Cela a commencé par une rencontre, celle de Pascale, durant ma première année à l’École nationale de théâtre, dans son cours Parler du monde en parlant de soi.
Avec sa grande bienveillance, Pascale m’a poussée « à aller au bout des choses » (comme nous nous amusons à répéter encore aujourd’hui), à aller au bout des envies, des craintes, même des colères. Cela a continué avec un défi, celui de Robert, à s’essayer à la création « d’un coup que t’aimes ça », disait-il.
Cela s’est poursuivi avec la sensibilité d’Andréane, son écoute empathique, ses questionnements sensibles stimulants. Cela s’est articulé graduellement autour d’une table, au fil d’un printemps puis d’un été avec Pascale et Andréane.
Cela a été bouleversé par la rencontre artistique de Aida, Rasha, Tina et Houda, par leurs parcours de vie et d’artistes, leurs intelligences, leurs sensibilités.
Cela a pris forme, s’est déformé puis transformé, en salle de répétition, avec des expérimentations, des improvisations, des essais et des trouvailles magiques trois minutes avant la fin d’une répétition ; des larmes, des rires et des larmes de fous rires, le tout avec l’accompagnement empli de douceur et d’esprit de Marie-Christine.

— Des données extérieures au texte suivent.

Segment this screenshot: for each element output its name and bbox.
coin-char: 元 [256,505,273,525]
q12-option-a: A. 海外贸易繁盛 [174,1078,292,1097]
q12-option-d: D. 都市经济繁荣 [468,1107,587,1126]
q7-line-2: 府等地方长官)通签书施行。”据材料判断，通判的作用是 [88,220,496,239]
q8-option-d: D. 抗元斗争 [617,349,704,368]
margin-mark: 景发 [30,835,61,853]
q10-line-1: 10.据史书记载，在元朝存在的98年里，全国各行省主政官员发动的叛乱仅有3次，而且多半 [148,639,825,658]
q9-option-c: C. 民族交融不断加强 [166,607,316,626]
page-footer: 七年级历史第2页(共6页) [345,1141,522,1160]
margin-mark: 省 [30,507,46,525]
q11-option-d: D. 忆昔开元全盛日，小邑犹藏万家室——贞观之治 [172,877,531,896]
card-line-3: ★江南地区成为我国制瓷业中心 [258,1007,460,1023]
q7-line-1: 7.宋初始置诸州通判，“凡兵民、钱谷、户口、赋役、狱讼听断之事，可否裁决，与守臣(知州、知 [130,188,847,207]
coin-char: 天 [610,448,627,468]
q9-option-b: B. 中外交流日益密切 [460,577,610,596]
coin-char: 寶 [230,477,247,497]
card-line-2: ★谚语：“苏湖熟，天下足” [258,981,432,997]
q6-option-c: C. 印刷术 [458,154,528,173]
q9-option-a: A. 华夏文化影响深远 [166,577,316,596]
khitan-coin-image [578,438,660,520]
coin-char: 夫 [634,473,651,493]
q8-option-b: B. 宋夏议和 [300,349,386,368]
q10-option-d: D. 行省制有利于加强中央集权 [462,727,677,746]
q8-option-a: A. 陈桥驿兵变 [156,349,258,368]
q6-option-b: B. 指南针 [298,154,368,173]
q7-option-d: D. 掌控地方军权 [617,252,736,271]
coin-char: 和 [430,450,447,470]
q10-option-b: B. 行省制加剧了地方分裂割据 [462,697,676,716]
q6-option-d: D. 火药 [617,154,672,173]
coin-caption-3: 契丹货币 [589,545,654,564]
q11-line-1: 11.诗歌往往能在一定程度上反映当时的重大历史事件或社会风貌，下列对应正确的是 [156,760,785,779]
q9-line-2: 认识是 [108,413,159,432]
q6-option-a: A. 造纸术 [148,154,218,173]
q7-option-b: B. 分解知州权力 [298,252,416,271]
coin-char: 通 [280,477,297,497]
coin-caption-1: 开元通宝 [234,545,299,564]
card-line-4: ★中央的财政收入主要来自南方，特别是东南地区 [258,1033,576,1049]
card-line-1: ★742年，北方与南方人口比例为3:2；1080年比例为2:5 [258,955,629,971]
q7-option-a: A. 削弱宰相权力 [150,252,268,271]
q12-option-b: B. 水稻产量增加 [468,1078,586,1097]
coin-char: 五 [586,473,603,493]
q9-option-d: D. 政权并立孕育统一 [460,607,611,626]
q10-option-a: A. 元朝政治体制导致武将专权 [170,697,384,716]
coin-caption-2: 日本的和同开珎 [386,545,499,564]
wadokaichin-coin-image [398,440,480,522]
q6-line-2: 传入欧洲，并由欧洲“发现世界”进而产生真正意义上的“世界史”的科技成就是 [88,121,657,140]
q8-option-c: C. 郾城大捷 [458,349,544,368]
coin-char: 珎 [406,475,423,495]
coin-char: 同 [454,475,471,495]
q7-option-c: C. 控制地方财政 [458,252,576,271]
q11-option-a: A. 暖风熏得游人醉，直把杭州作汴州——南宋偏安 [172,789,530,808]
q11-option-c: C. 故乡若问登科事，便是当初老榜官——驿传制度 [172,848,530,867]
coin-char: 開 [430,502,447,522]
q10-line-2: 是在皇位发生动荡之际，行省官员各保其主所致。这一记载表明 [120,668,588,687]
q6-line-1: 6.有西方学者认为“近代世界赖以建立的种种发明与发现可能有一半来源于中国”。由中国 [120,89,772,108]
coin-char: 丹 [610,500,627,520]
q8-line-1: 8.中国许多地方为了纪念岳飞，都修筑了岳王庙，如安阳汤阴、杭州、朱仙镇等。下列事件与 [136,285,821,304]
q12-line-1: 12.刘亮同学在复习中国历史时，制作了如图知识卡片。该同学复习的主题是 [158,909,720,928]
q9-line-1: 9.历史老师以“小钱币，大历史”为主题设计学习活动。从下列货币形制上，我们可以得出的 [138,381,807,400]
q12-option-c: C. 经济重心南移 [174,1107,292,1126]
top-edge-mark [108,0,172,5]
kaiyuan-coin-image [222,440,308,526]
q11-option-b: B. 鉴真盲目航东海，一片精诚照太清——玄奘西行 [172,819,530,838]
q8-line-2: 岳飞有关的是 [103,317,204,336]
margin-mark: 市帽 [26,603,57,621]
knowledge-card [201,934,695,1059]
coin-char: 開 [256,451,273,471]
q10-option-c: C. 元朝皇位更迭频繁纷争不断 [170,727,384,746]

Cela est devenu spectacle à l’aide d’une formidable équipe de gestion et de conception : Marie-Ève, Agusta, Marguerite M., Gaëlle Courcier, Marguerite H., Steph, Amy, sans oublier le reste de l’équipe technique et de direction de l’école.
Je ne suis pas peu fière de vous présenter fatmas, un spectacle qui met en jeu une question qui m’a rongée durant mes 17 ans de vie au Québec, celle d’un certain regard porté, en Occident, sur les femmes arabes et/ou musulmanes.
Ce regard est tantôt fasciné, tantôt dégoûté, mais toujours dénué d’humanité.
fatmas est une tentative de tracer ce regard jusqu’à sa source coloniale et de l’explorer dans ses innommables dérives. fatmas est une tentative de parole au-delà de ce regard. fatmas est une lettre d’amour à ma mère, mes tantes, mes cousines et mes amies ; une lettre d’amour aux résistantes du passé et du présent, ici et ailleurs, surtout ailleurs, là où survivre est une rude tâche.
fatmas est un acte d’amour et de communauté que je me permets de commettre avec vous le temps d’une représentation.